Intermediate Dynamics for Engineers - A Unified Treatment of Newton-Euler and Lagrangian Mechanics
Preface
The writing of this book started more than a decade ago when I was first given
the assignment of teaching two courses on rigid body dynamics. One of these
courses featured Lagrange’s equations of motion, and the other featured the
Newton–Euler equations. I had long struggled to resolve these two approaches to
formulating the equations of motion of mechanical systems. Luckily, at this time,
one of my colleagues, Jim Casey, was examining the elegant works [205, 207, 208]

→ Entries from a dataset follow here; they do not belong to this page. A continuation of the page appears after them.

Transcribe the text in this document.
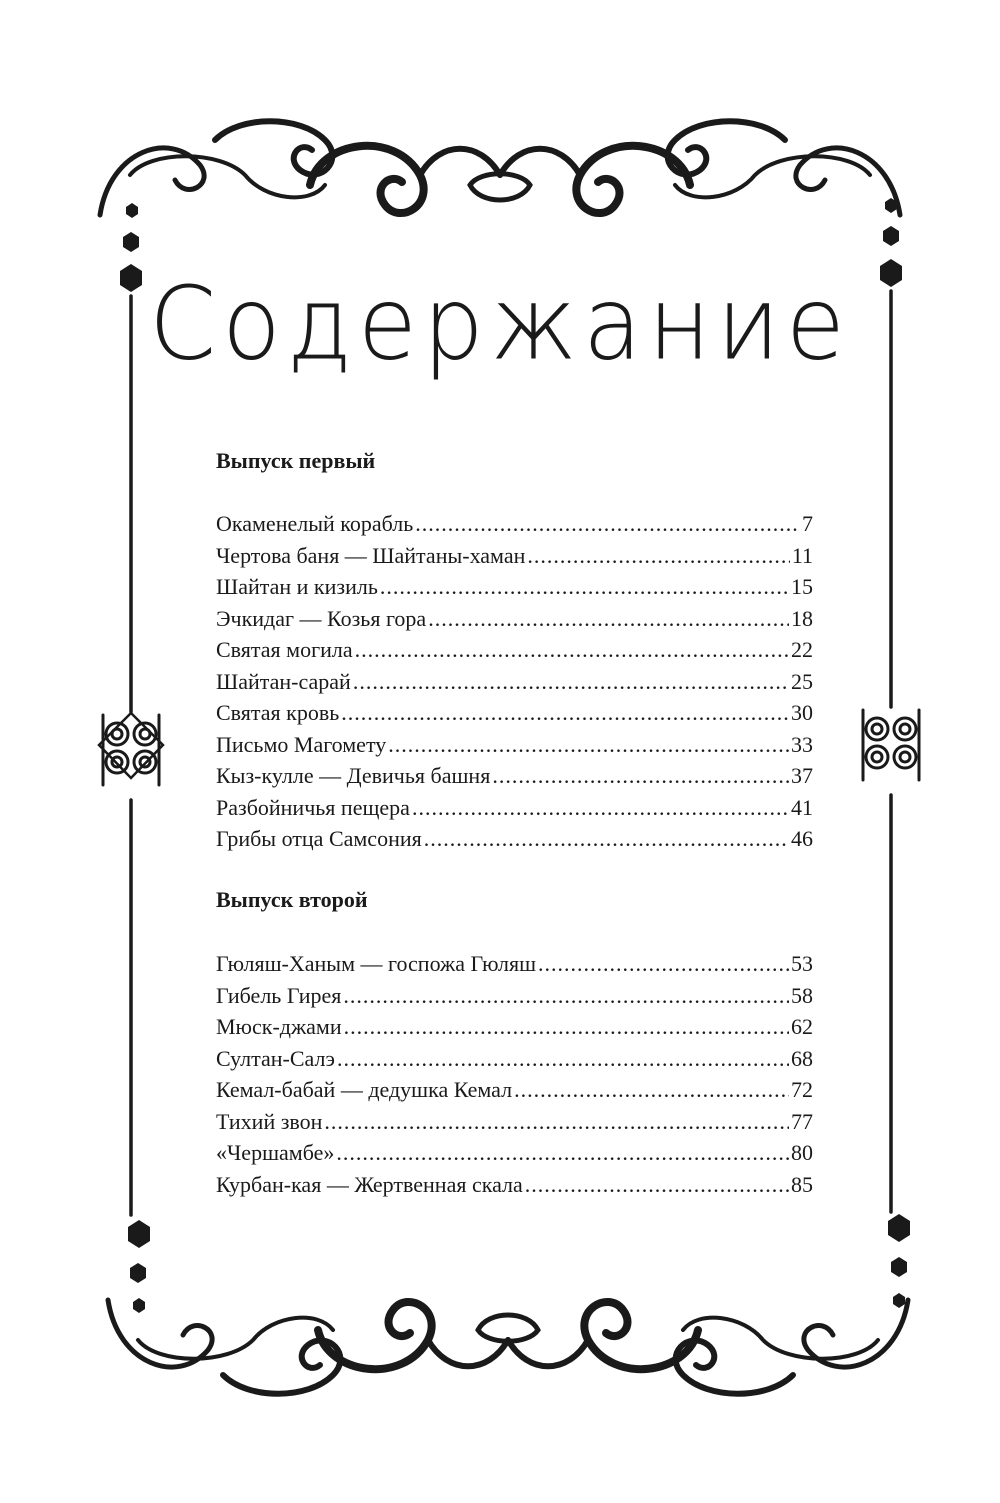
Содержание
Выпуск первый
Окаменелый корабль .....	7
Чертова баня — Шайтаны-хаман .....	11
Шайтан и кизиль .....	15
Эчкидаг — Козья гора .....	18
Святая могила .....	22
Шайтан-сарай .....	25
Святая кровь .....	30
Письмо Магомету .....	33
Кыз-кулле — Девичья башня .....	37
Разбойничья пещера .....	41
Грибы отца Самсония .....	46
Выпуск второй
Гюляш-Ханым — госпожа Гюляш .....	53
Гибель Гирея .....	58
Мюск-джами .....	62
Султан-Салэ .....	68
Кемал-бабай — дедушка Кемал .....	72
Тихий звон .....	77
«Чершамбе» .....	80
Курбан-кая — Жертвенная скала .....	85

of Synge and his co-workers on this topic. There, he found a partial resolution to
the equivalence of the Lagrangian and Newton–Euler approaches. He then went
further and showed how the governing equations for a rigid body formulated by use
of both approaches were equivalent [27, 28]. Shades of this result could be seen in
an earlier work by Greenwood [79], but Casey’s work established the equivalence
in an unequivocal fashion. As is evident from this book, I subsequently adapted
and expanded on Casey’s treatment in my courses. My treatment of dynamics
presented in this book is also heavily influenced by the texts of Papastavridis [169]
and Rosenberg [182]. It has also benefited from my graduate studies in dynamical
systems at Cornell in the late 1980s. There, under the guidance of Philip Holmes,
Frank Moon, Richard Rand, and Andy Ruina, I was shown how the equations
governing the motion of (often simple) mechanical systems featuring particles and
rigid bodies could display surprisingly rich behavior.